Group Health Research Institute, 1730 Minor Ave, Ste 1600, Seattle, WA 98101, USA.
J Natl Cancer Inst. 2012 Sep 5;104(17):1293-305. doi: 10.1093/jnci/djs317.
Clinical trials demonstrated that women treated for breast cancer with anthracycline or trastuzumab are at increased risk for heart failure and/or cardiomyopathy (HF/CM), but the generalizability of these findings is unknown. We estimated real-world adjuvant anthracycline and trastuzumab use and their associations with incident HF/CM.
We conducted a population-based, retrospective cohort study of 12,500 women diagnosed with incident, invasive breast cancer from January 1, 1999 through December 31, 2007, at eight integrated Cancer Research Network health systems. Using administrative procedure and pharmacy codes, we identified anthracycline, trastuzumab, and other chemotherapy use. We identified incident HF/CM following chemotherapy initiation and assessed risk of HF/CM with time-varying chemotherapy exposures vs no chemotherapy. Multivariable Cox proportional hazards regression models were used to estimate hazard ratios (HRs) and 95% confidence intervals (CIs) with adjustment for age at diagnosis, stage, Cancer Research Network site, year of diagnosis, radiation therapy, and comorbidities.
Among 12 500 women (mean age = 60 years, range = 22-99 years), 29.6% received anthracycline alone, 0.9% received trastuzumab alone, 3.5% received anthracycline plus trastuzumab, 19.5% received other chemotherapy, and 46.5% received no chemotherapy. Anthracycline and trastuzumab recipients were younger, with fewer comorbidities than recipients of other chemotherapy or none. Compared with no chemotherapy, the risk of HF/CM was higher in patients treated with anthracycline alone (adjusted HR = 1.40, 95% CI = 1.11 to 1.76), although the increased risk was similar to other chemotherapy (adjusted HR = 1.49, 95% CI = 1.25 to 1.77); the risk was highly increased in patients treated with trastuzumab alone (adjusted HR = 4.12, 95% CI = 2.30 to 7.42) or anthracycline plus trastuzumab (adjusted HR = 7.19, 95% CI = 5.00 to 10.35).
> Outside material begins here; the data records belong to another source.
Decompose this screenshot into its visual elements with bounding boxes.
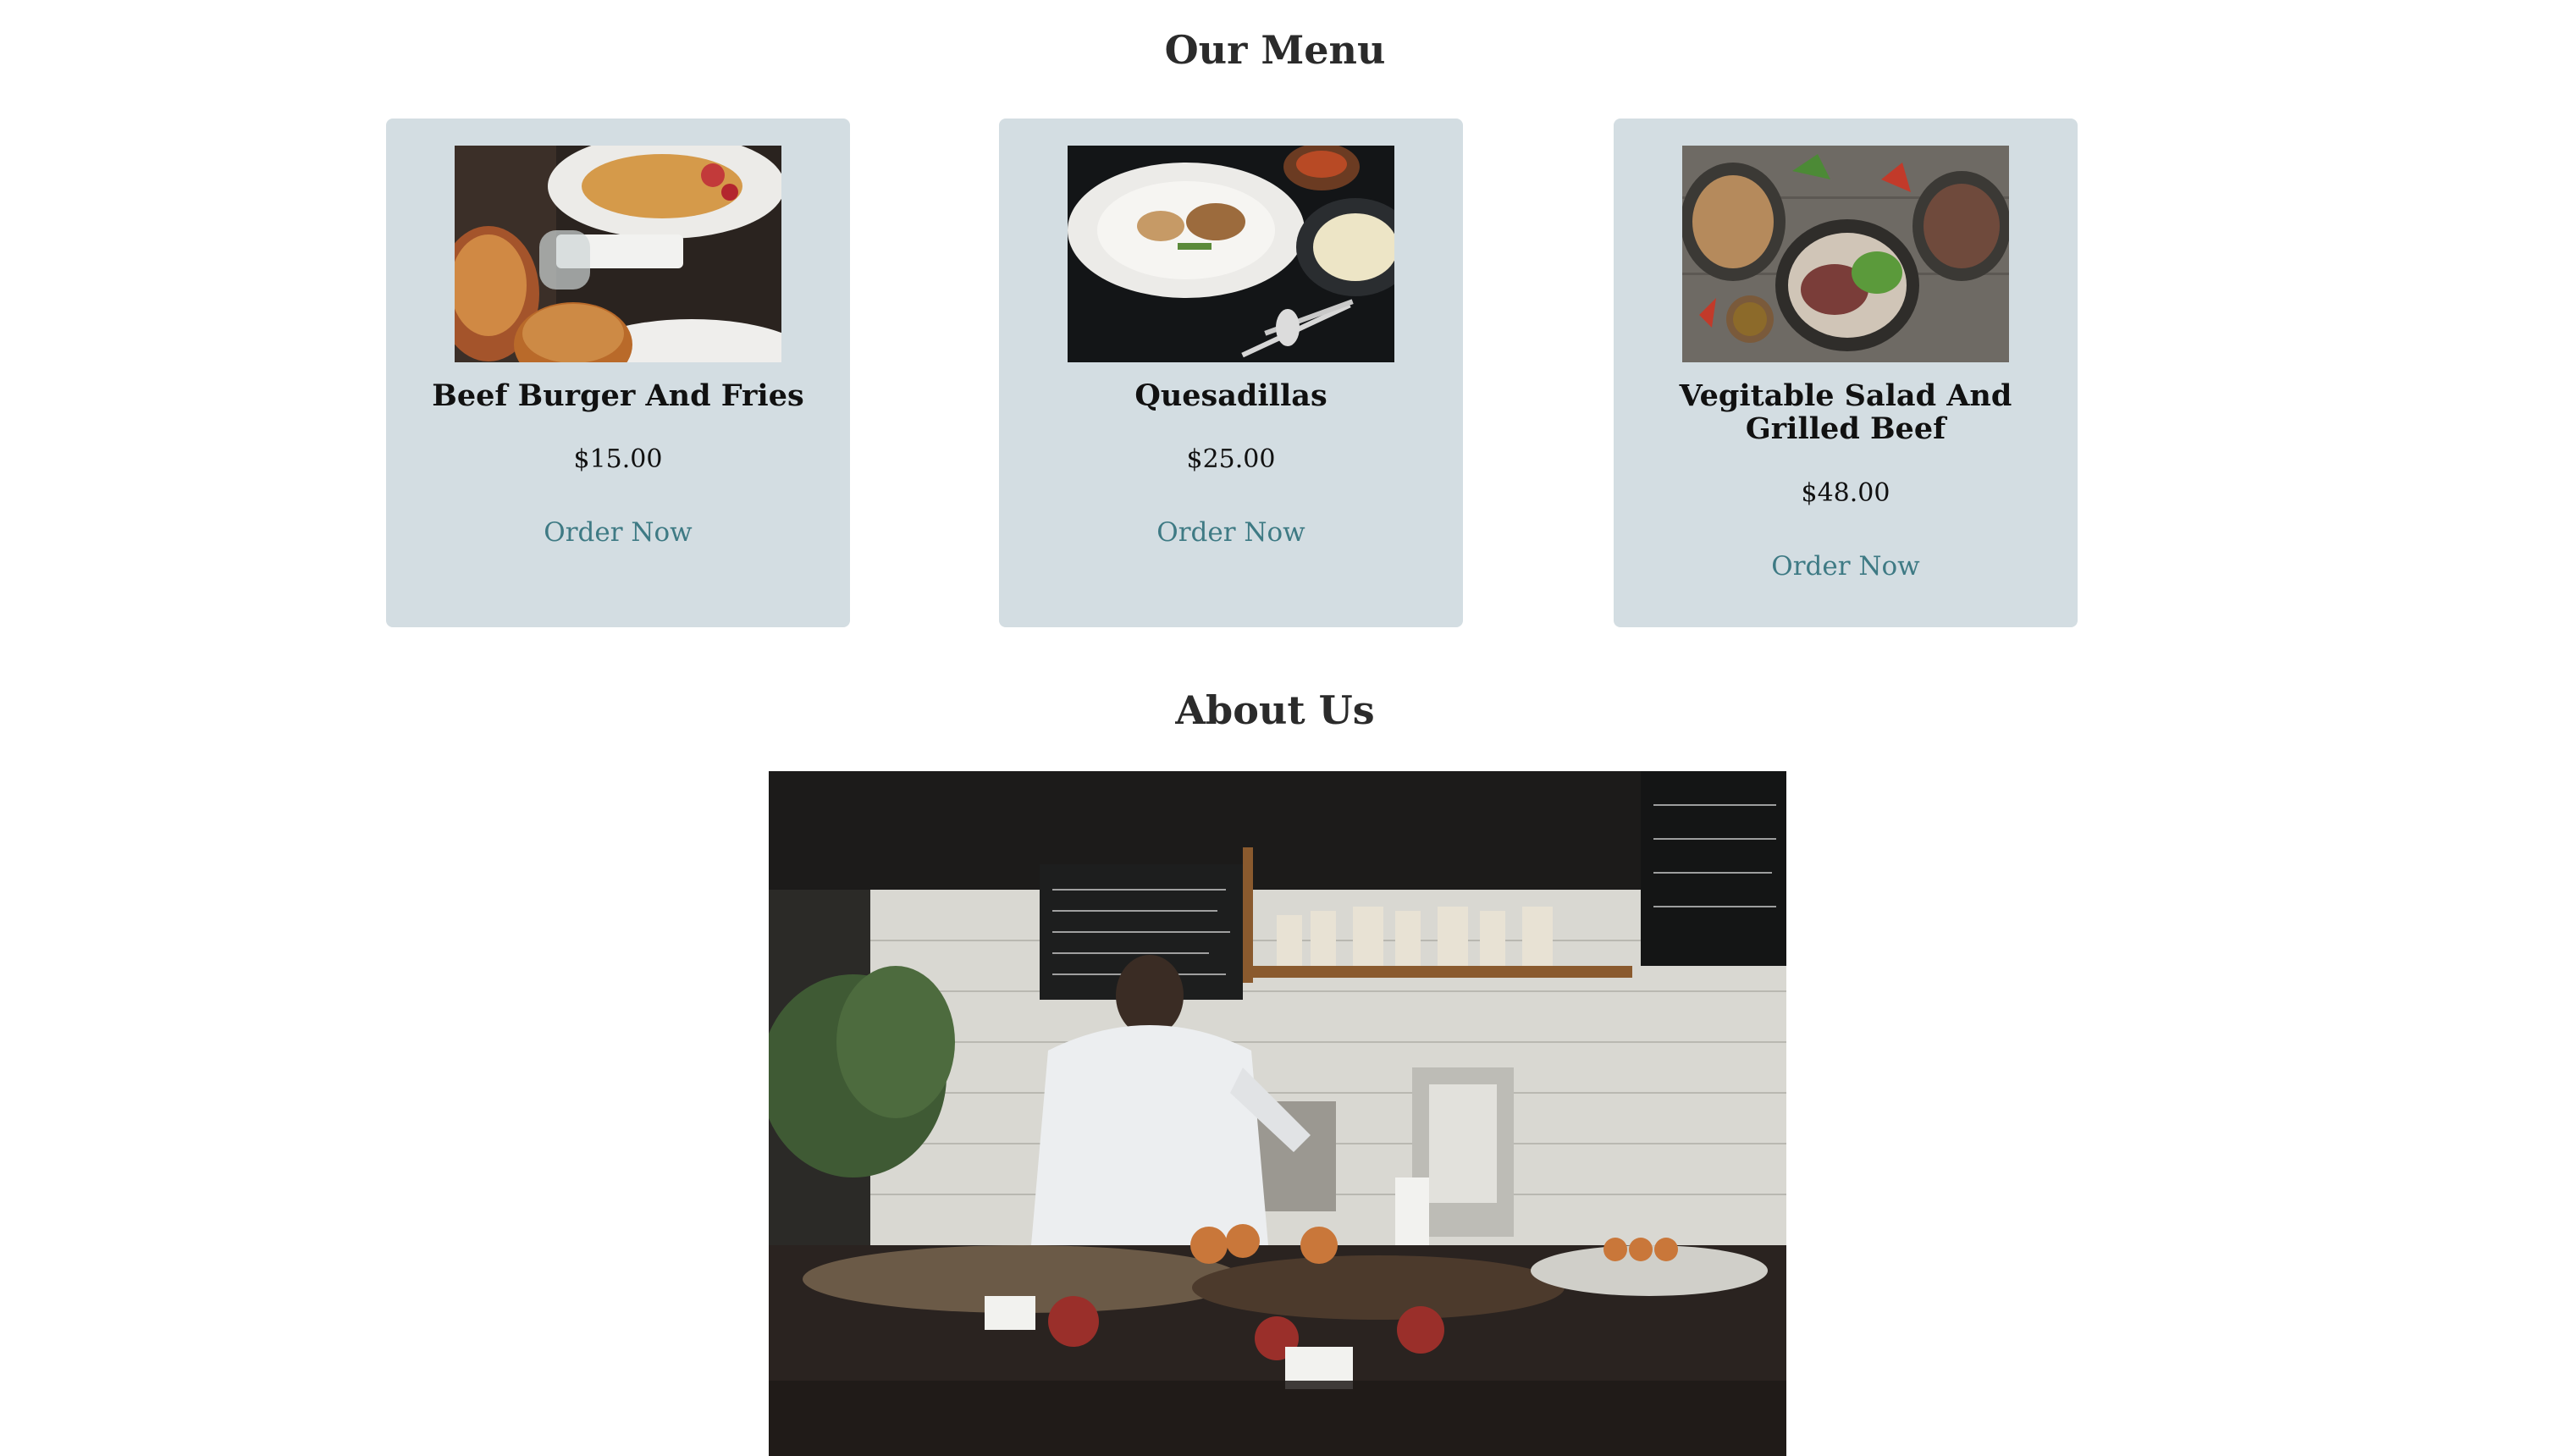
dish-price: $15.00	[573, 444, 663, 474]
dish-name: Beef Burger And Fries	[432, 378, 804, 413]
dish-name: Quesadillas	[1134, 378, 1327, 413]
page: Our Menu Beef Burger And Fries $15.00 Or	[0, 0, 2550, 1456]
about-heading: About Us	[1175, 687, 1375, 733]
menu-card-quesadillas: Quesadillas $25.00 Order Now	[999, 119, 1463, 627]
quesadillas-photo	[1068, 146, 1394, 362]
menu-card-vegetable-salad: Vegitable Salad And Grilled Beef $48.00 …	[1614, 119, 2078, 627]
dish-price: $25.00	[1186, 444, 1276, 474]
burger-photo	[455, 146, 781, 362]
order-now-link[interactable]: Order Now	[999, 520, 1463, 546]
dish-name: Vegitable Salad And Grilled Beef	[1679, 378, 2012, 446]
restaurant-kitchen-photo	[769, 771, 1786, 1456]
menu-card-beef-burger: Beef Burger And Fries $15.00 Order Now	[386, 119, 850, 627]
salad-photo	[1682, 146, 2009, 362]
order-now-link[interactable]: Order Now	[1614, 554, 2078, 580]
menu-heading: Our Menu	[1164, 27, 1386, 73]
dish-price: $48.00	[1801, 478, 1890, 508]
order-now-link[interactable]: Order Now	[386, 520, 850, 546]
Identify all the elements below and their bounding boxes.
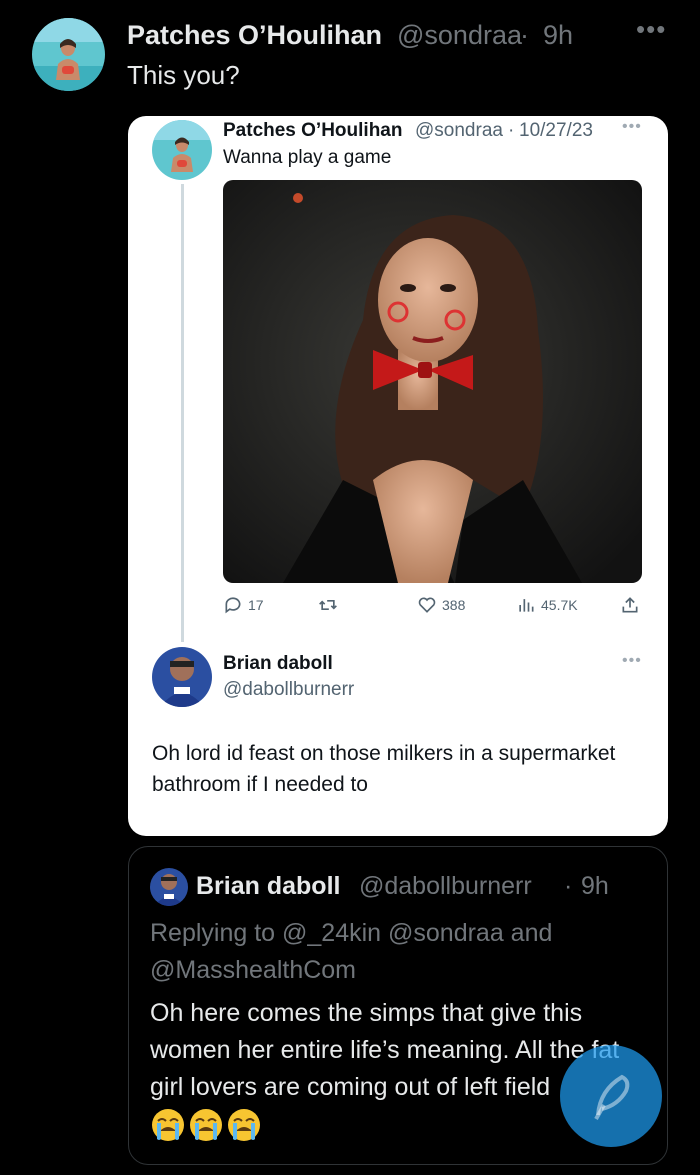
retweet-action (318, 594, 343, 616)
views-chart-icon (519, 599, 534, 612)
screenshot-card[interactable]: Patches O’Houlihan @sondraa · 10/27/23 •… (128, 116, 668, 836)
screenshot-date: 10/27/23 (519, 120, 593, 141)
crying-face-icon (150, 1107, 186, 1143)
more-options-icon: ••• (622, 652, 642, 669)
heart-icon (418, 597, 436, 613)
compose-button[interactable] (560, 1045, 662, 1147)
reply-text: Oh lord id feast on those milkers in a s… (152, 742, 616, 796)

Anthracycline and trastuzumab were primarily used in younger, healthier women and associated with increased HF/CM risk compared with no chemotherapy. This population-based observational study complements findings from clinical trials on cancer treatment safety.
临床试验表明,接受蒽环类药物或曲妥珠单抗治疗乳腺癌的女性发生心力衰竭和/或心肌病(HF/CM)的风险增加,但这些发现的普遍性尚不清楚。我们估计了辅助蒽环类药物和曲妥珠单抗的实际使用情况及其与新发 HF/CM 的相关性。
我们对 1999 年 1 月 1 日至 2007 年 12 月 31 日期间在 8 个综合癌症研究网络健康系统中诊断出患有浸润性乳腺癌的 12500 名女性进行了一项基于人群的回顾性队列研究。我们使用行政程序和药房代码来确定蒽环类药物、曲妥珠单抗和其他化疗药物的使用情况。我们在化疗开始后确定了新发 HF/CM,并评估了与未化疗相比,随着时间推移接受化疗暴露与 HF/CM 风险之间的关系。使用多变量 Cox 比例风险回归模型,根据诊断时的年龄、分期、癌症研究网络地点、诊断年份、放疗和合并症来调整危险比(HR)和 95%置信区间(CI)。
在 12500 名女性中(平均年龄为 60 岁,范围为 22-99 岁),29.6%接受了单独的蒽环类药物治疗,0.9%接受了单独的曲妥珠单抗治疗,3.5%接受了蒽环类药物联合曲妥珠单抗治疗,19.5%接受了其他化疗,46.5%未接受化疗。与接受其他化疗或不接受化疗的患者相比,接受蒽环类药物和曲妥珠单抗治疗的患者年龄较小,合并症较少。与未接受化疗相比,单独接受蒽环类药物治疗的患者发生 HF/CM 的风险更高(调整后的 HR=1.40,95%CI=1.11 至 1.76),尽管风险增加与其他化疗相似(调整后的 HR=1.49,95%CI=1.25 至 1.77);单独接受曲妥珠单抗治疗(调整后的 HR=4.12,95%CI=2.30 至 7.42)或接受蒽环类药物联合曲妥珠单抗治疗(调整后的 HR=7.19,95%CI=5.00 至 10.35)的患者风险显著增加。
蒽环类药物和曲妥珠单抗主要用于年轻、健康的女性,与未接受化疗相比,与 HF/CM 风险增加相关。这项基于人群的观察性研究补充了癌症治疗安全性的临床试验结果。